Bei der Trabbewegung eines Pferdes mit derart extremer abgebogenem Hals wird der natürliche Bewegungsablauf von hinten über den Rücken nach vorn blockiert.
Die Bewegung bleibt stecken, jeder Trabtritt staucht die Gelenke im hohlen, inneren (der Longenführerin zugewandten) Bereich der Halswirbelsäule.
Da das Pferd sich dem nicht entziehen kann, entstehen Unbehagen, Verunsicherung und Stress.
Wie lange das Pferd in dieser Weise bewegt wurde, blieb vorliegend unbekannt.
Tierschutzrelevanz
Subjektiver Zweck dieses Longierens in unphysiologisch fixierter Haltung war jedoch offenbar nicht, dem Pferd in irgendeiner Weise Leiden oder Schmerzen zuzufügen.
Der osteopathische Therapeut hatte die Behandlungsmaßnahme einem Buch über strukturelle Osteopathie beim Pferd entnommen.

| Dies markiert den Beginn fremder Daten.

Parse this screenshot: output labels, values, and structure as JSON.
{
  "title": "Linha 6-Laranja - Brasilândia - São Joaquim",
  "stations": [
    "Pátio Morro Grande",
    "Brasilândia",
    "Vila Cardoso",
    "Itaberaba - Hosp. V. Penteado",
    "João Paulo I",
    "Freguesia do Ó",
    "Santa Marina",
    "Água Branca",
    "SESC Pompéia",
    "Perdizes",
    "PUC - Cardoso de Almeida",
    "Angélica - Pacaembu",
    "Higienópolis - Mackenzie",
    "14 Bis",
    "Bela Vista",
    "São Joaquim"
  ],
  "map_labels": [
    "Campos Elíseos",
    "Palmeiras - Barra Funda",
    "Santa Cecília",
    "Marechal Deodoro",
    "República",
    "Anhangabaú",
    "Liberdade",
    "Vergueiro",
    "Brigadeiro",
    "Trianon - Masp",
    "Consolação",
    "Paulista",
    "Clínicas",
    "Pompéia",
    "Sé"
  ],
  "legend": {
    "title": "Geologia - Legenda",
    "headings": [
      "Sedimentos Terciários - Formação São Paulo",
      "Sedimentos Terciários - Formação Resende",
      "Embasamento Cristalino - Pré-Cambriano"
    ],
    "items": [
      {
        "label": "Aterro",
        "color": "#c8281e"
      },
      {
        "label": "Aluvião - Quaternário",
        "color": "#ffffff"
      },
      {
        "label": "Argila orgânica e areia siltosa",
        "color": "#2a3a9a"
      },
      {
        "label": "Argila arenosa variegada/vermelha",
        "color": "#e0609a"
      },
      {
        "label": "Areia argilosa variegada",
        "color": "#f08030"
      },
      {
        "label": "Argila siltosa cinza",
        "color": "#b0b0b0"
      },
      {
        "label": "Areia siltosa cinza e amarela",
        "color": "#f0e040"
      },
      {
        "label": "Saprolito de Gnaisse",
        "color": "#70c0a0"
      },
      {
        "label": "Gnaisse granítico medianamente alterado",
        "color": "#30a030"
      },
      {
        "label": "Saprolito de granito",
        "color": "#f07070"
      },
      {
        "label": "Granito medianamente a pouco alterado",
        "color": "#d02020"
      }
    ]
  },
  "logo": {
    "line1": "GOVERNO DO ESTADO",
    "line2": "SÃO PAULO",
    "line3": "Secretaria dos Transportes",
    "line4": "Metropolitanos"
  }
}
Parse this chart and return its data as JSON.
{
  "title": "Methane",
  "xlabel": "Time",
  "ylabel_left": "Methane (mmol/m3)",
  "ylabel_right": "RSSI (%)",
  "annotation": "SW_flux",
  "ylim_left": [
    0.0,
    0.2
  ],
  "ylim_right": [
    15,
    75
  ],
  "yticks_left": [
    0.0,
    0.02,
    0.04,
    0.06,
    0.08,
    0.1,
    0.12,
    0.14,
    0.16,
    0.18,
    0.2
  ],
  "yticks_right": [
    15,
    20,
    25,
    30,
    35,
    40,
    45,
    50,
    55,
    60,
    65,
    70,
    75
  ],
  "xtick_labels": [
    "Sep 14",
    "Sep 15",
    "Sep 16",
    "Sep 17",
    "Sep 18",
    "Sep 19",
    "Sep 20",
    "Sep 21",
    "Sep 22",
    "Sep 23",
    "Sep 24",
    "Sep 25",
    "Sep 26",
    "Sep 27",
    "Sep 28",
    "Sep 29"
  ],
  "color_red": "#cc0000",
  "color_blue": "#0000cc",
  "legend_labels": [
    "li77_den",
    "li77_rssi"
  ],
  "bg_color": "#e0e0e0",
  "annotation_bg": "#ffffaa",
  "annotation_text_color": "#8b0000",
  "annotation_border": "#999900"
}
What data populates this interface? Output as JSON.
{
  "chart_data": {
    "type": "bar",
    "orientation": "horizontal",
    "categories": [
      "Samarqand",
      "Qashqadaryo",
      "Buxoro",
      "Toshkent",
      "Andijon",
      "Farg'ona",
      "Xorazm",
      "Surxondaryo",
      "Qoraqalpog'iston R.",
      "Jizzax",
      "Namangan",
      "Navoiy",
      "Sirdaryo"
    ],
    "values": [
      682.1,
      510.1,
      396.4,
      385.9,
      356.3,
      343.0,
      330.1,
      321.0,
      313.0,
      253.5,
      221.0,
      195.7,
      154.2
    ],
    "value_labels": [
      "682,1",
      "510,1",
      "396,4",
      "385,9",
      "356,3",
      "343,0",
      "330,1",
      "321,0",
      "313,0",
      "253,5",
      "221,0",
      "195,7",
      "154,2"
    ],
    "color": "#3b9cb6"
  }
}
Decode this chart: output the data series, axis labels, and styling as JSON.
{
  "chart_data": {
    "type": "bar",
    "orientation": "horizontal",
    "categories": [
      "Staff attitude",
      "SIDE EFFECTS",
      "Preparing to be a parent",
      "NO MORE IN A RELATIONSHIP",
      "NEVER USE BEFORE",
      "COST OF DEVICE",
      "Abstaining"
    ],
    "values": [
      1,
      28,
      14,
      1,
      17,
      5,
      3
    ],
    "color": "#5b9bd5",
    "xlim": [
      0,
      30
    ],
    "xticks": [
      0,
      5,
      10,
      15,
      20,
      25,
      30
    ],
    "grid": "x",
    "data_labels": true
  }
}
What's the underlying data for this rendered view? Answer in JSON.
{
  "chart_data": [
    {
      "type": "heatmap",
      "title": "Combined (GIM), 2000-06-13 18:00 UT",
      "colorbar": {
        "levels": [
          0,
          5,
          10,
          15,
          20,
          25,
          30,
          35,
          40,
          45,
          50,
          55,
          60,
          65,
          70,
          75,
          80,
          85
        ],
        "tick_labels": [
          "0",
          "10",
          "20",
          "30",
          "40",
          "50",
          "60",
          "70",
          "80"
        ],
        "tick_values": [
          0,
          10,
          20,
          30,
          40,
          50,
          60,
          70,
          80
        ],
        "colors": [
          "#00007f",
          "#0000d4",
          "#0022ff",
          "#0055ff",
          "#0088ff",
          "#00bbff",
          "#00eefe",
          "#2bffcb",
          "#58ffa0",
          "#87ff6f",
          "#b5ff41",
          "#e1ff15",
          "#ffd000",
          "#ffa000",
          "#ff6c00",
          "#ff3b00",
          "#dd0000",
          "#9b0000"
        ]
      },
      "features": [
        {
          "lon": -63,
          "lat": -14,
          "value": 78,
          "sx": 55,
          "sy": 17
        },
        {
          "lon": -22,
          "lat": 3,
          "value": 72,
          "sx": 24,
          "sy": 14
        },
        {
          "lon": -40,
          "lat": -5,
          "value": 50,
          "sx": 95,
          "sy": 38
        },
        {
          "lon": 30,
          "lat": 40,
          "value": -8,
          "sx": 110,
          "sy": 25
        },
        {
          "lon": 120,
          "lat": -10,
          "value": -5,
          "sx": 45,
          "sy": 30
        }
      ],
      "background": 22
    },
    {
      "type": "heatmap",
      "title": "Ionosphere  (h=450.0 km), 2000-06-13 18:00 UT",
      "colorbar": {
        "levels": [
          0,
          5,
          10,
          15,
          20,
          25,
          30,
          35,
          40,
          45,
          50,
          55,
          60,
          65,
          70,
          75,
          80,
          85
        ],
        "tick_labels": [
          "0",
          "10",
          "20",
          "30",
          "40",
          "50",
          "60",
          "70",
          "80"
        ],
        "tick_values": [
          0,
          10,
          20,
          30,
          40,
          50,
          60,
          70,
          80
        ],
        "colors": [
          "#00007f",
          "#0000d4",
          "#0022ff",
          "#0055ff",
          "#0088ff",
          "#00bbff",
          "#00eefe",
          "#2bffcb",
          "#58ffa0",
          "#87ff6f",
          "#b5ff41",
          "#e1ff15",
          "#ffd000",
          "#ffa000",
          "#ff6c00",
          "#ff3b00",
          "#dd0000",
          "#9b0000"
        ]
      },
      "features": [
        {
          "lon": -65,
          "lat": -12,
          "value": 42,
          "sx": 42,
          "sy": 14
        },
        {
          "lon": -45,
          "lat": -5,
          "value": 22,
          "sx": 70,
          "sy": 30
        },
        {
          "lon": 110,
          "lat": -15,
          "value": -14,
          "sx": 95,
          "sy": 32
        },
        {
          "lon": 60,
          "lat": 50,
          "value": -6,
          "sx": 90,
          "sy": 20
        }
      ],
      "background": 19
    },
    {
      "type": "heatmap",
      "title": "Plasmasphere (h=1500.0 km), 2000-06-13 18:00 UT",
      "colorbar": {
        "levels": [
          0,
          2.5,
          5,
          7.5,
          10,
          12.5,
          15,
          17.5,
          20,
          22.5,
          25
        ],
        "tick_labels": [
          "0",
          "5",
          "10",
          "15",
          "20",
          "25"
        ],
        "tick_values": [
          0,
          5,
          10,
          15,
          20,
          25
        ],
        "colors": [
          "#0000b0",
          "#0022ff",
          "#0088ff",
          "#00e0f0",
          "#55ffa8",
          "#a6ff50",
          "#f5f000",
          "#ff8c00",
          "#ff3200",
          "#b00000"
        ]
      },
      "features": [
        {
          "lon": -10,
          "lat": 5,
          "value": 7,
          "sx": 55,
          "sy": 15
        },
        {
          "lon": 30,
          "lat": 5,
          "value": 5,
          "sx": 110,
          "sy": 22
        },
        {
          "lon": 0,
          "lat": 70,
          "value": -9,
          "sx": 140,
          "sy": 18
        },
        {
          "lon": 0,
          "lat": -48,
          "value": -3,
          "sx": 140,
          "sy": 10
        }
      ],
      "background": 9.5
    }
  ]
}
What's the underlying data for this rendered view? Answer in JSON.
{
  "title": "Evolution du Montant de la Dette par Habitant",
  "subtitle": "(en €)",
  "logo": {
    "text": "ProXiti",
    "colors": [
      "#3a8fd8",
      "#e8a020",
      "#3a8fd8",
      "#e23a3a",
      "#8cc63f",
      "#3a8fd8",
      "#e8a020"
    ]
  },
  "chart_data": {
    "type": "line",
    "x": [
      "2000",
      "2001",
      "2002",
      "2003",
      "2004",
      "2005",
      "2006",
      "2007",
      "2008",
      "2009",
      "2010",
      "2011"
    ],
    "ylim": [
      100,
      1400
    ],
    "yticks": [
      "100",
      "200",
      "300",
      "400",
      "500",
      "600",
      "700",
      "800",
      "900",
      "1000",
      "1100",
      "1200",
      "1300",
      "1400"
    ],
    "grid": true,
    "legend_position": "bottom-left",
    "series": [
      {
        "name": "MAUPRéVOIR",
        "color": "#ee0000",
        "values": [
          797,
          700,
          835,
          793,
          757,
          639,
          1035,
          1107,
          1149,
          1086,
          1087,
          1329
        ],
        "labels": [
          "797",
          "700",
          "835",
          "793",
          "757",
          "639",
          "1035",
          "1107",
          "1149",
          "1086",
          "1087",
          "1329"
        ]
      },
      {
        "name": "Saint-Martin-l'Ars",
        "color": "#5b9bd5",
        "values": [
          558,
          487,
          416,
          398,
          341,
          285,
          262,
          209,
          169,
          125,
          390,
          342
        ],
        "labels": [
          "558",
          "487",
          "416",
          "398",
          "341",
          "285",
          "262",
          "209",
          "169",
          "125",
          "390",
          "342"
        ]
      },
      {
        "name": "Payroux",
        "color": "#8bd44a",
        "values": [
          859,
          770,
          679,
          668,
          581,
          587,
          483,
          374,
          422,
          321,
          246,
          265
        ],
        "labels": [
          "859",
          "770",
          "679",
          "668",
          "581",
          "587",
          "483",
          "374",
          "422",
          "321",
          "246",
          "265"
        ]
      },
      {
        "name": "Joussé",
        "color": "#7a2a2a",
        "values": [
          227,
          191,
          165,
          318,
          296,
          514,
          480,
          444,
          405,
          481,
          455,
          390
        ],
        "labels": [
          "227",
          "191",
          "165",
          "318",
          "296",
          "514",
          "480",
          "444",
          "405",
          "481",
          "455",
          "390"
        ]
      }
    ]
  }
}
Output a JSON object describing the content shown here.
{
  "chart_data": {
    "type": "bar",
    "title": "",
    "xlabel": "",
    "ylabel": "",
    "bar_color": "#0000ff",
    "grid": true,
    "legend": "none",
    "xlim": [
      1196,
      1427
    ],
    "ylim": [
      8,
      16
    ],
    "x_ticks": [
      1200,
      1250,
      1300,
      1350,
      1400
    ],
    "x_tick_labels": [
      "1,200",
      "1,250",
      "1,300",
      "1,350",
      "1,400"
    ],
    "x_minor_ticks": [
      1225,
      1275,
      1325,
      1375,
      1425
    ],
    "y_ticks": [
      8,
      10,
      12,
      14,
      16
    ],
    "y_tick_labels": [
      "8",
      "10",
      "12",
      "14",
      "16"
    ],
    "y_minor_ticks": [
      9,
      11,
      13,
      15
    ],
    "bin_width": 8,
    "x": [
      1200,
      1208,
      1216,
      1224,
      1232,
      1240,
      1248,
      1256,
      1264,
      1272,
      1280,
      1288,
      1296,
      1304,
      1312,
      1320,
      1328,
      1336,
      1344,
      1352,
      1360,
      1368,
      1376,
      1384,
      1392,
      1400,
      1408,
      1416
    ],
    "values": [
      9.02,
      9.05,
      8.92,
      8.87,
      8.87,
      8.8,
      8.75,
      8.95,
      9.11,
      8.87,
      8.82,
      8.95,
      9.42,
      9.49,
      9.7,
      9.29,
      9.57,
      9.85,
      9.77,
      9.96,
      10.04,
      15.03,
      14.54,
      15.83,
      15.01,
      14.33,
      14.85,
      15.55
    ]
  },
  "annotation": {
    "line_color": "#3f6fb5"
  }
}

Die Maßnahme sollte angebliche „Blockaden“ des Wallachs lösen.
Leider war die Anwendung dieser Technik in der Bewegung an der Longe nicht nur ungeeignet Blockaden zu lösen, sondern geeignet, dem Pferd Schmerzen und Leiden zuzufügen, somit tierschutzrelevant.
Fazit:
Die Anwendung osteopathischer Techniken bei Pferden kann im Stand jedenfalls nicht schaden.
Pferde in abnorm fixierter Haltung zu longieren jedoch, widerspricht nicht nur osteopathischen Grundsätzen, sondern ist tierschutzrelevant.